Sunday, November 10, 2019

Academic groupthink on paradigm shifts

Novelist Eugene Linden writes in a NY Times op-ed:
How Scientists Got Climate Change So Wrong ...

The word “upended” does not do justice to the revolution in climate science wrought by the discovery of sudden climate change. The realization that the global climate can swing between warm and cold periods in a matter of decades or even less came as a profound shock to scientists who thought those shifts took hundreds if not thousands of years. ...

In 2002, the National Academies acknowledged the reality of rapid climate change in a report, “Abrupt Climate Change: Inevitable Surprises,” which described the new consensus as a “paradigm shift.” This was a reversal of its 1975 report.
I wonder if he even realizes what these terms means. A scientific revolution or paradigm shift was famously described by Thomas Kuhn as a change in thinking that is incommensurable with previous theories. That is, there is no data to say whether the new thinking is any better or worse than the old. Kuhn described scientists jumping to the new paradigm like a big fad, and not really based on any scientific analysis.
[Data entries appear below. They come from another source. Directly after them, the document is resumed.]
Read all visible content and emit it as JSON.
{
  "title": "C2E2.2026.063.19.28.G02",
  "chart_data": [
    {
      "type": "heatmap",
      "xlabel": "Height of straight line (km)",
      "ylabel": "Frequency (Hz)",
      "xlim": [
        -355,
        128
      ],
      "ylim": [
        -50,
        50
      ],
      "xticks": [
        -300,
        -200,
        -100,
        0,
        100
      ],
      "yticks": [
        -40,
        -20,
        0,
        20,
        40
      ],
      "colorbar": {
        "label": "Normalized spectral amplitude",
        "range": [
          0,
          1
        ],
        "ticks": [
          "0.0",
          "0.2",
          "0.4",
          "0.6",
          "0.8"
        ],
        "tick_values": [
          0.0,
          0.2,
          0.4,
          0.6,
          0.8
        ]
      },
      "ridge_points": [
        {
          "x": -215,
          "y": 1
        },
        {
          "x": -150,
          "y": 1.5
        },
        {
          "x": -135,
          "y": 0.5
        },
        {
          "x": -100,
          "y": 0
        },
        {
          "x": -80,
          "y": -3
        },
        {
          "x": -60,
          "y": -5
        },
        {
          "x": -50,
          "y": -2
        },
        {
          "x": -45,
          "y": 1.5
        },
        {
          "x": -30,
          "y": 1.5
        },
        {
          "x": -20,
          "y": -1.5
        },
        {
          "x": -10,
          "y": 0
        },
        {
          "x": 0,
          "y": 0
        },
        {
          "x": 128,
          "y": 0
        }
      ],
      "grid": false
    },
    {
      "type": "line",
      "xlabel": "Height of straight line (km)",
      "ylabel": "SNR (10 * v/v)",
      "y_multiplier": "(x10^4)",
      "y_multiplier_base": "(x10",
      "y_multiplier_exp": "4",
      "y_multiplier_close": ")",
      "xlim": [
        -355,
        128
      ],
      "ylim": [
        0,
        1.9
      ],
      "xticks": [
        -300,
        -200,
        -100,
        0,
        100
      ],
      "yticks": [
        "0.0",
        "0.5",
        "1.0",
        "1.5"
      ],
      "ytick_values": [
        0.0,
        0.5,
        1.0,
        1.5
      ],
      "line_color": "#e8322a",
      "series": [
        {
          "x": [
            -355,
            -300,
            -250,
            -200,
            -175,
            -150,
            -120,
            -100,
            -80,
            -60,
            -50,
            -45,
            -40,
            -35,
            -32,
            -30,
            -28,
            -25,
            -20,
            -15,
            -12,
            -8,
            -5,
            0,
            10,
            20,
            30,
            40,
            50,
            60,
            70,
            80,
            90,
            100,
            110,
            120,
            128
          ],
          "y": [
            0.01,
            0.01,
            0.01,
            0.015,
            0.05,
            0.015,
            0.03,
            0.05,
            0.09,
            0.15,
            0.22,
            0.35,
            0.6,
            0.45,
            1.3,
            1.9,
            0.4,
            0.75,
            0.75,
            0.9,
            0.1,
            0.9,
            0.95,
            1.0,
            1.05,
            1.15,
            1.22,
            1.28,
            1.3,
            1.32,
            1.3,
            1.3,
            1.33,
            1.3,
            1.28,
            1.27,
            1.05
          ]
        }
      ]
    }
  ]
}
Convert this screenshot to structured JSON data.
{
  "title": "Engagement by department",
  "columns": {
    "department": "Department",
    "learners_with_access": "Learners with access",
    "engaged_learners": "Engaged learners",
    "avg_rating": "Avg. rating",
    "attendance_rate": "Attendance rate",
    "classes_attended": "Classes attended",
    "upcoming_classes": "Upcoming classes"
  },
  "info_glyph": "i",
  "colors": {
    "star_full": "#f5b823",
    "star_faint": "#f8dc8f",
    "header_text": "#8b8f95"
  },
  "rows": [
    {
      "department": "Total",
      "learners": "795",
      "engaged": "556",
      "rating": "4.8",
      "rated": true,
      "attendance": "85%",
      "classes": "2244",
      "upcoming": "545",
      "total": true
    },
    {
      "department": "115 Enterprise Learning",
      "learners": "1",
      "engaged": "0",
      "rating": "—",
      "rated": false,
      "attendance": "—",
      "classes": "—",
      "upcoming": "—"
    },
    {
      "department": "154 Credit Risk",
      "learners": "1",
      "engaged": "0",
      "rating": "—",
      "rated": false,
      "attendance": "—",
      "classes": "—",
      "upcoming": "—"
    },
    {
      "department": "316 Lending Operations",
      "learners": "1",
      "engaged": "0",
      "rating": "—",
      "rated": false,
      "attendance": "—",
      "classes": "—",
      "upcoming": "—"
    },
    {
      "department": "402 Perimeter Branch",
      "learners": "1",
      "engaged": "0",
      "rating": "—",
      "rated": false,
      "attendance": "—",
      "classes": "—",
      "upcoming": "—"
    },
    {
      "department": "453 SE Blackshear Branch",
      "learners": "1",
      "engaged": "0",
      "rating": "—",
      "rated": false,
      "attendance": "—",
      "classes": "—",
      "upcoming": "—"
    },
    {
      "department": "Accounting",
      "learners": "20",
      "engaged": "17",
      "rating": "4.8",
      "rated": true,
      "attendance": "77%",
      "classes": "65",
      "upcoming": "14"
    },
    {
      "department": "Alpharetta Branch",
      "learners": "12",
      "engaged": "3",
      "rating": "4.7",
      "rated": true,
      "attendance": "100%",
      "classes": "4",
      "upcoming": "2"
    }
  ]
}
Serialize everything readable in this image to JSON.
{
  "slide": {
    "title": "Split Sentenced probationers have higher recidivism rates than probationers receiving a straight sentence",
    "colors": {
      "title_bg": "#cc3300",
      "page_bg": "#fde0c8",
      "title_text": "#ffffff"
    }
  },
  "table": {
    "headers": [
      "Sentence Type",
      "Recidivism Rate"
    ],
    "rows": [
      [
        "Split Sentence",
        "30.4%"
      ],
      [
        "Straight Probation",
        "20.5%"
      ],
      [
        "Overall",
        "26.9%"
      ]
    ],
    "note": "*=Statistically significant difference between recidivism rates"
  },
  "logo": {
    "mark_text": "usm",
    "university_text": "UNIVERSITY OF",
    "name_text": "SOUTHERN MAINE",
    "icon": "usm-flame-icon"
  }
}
Of course it is all Donald Trump's fault:
computer modeling in 2016 indicated that its disintegration in concert with other melting could raise sea levels up to six feet by 2100, about twice the increase described as a possible worst-case scenario just three years earlier.
Computer models change that much in 3 years? That says more about the instability of the models than anything else.

If the Trump administration has its way, even the revised worst-case scenarios may turn out to be too rosy. ... But the Trump administration has made its posture toward climate change abundantly clear: Bring it on!
Trump is one of the most pro-science presidents we have ever had. Even tho he is widely hated in academia, we hardly ever hear any criticisms of how he has funded scientific work.

Trump has also over-funded quantum computing, and yet Scott Aaronson posts a rant against him. Everyone is entitled to his opinion, of course, but it seems clear to me that academia is dominated by a groupthink mentality that makes their opinions on climate or presidential politics useless.

1 comment:

  1. Hey, Roger, *this* is a pretty *neat* post, OK?

    Just dropping, by and by.

    Best,

    --Ajit
    [PS: OK. Replace "pretty" by "very". ... How does it matter?]